Perl vs Javascript正则表达式

为什么以下正则表达式(通过捕获组)在 Javascript中捕获字符串’abc’,但在PCRE中不捕获(尽管它仍然匹配)?





(.*)*     abc
 ^        ^


(.*)*     abc
    ^        ^

>现在,输入位置在c字符之后,其余输入是空字符串. Kleene星开始第二次尝试匹配(.*)组:

(.*)*     abc
 ^           ^


JS和PCRE之间的行为差​​异是由于指定了正则表达式引擎的方式. PCRE的行为与Perl一致:


PCRE version 8.39 2016-06-14

  re> /(.*)*/
data> abc
 0: abc


$perl -e '"abc" =~ /(.*)*/; print "<$&> <$1>\n";'
<abc> <>

compare this with .NET,它具有相同的行为,但支持多次捕获:

当捕获组第二次匹配时,.NET会将捕获的值添加到捕获堆栈. Perl和PCRE将简单地覆盖它.



The abstract operation RepeatMatcher takes eight parameters,a Matcher m,an integer min,an integer (or ∞) max,a Boolean greedy,a State x,a Continuation c,an integer parenIndex,and an integer parenCount,and performs the following steps:

  1. If max is zero,return c(x).
  2. Create an internal Continuation closure d that takes one State argument y and performs the following steps when evaluated:
    • a.
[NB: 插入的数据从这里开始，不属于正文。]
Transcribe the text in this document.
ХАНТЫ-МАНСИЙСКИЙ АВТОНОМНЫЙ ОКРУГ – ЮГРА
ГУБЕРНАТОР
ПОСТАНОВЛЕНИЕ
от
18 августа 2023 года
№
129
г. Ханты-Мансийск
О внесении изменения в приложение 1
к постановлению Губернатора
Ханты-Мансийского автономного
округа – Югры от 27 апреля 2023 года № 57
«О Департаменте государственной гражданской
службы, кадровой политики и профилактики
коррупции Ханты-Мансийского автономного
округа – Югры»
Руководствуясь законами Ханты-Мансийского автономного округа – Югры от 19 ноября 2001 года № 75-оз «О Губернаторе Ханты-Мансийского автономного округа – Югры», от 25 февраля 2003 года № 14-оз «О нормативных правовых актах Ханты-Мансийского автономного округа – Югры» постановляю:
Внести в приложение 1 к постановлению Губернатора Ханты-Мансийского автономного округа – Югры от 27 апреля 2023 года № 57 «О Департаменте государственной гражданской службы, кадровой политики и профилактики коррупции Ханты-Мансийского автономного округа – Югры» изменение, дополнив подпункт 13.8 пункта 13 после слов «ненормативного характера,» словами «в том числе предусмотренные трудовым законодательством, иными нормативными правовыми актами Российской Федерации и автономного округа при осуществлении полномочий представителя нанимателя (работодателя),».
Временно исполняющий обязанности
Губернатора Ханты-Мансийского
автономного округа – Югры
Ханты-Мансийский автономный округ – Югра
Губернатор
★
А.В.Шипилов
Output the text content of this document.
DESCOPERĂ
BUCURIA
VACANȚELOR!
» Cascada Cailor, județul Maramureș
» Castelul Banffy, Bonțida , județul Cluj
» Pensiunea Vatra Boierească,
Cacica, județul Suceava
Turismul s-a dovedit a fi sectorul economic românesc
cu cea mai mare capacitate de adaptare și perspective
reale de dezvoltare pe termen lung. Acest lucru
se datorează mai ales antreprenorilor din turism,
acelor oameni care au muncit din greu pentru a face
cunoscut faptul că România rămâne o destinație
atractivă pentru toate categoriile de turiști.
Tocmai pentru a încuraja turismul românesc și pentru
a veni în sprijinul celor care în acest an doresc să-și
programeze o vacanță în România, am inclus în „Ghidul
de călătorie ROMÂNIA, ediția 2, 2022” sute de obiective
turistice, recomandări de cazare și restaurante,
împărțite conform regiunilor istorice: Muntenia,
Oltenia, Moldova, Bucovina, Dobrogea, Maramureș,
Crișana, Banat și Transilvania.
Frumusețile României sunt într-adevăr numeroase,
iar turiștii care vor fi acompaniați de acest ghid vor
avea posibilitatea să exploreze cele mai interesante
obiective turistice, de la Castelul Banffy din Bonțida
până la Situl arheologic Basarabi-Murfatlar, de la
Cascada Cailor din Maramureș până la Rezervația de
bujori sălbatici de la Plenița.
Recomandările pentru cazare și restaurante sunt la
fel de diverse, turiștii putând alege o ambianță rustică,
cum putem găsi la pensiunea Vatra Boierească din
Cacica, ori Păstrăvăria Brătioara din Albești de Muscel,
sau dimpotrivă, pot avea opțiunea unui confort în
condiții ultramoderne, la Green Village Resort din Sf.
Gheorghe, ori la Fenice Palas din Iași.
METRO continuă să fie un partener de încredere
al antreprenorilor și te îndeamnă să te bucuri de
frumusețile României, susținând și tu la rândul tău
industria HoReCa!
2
If min is zero and y‘s endIndex is equal to x‘s endIndex,return failure.
    • b. If min is zero,let min2 be zero; otherwise let min2 be min‑1.
    • c. If max is ∞,let max2 be ∞; otherwise let max2 be max‑1.
    • d. Call RepeatMatcher(m,min2,max2,greedy,y,c,parenIndex,parenCount) and return its result.
  3. Let cap be a fresh copy of x‘s captures List.
  4. For every integer k that satisfies parenIndex < k and k ≤ parenIndex+parenCount,set cap[k] to undefined.
  5. Let e be x‘s endIndex.
  6. Let xr be the State (e,cap).
  7. If min is not zero,return m(xr,d).
  8. If greedy is false,then
    • a. Call c(x) and let z be its result.
    • b. If z is not failure,return z.
    • c. Call m(xr,d) and return its result.
  9. Call m(xr,d) and let z be its result.
  10. If z is not failure,return z.
  11. Call c(x) and return its result.

这基本上是对量词进行评估时应该发生什么的定义. RepeatMatcher是处理内部操作m的匹配的操作.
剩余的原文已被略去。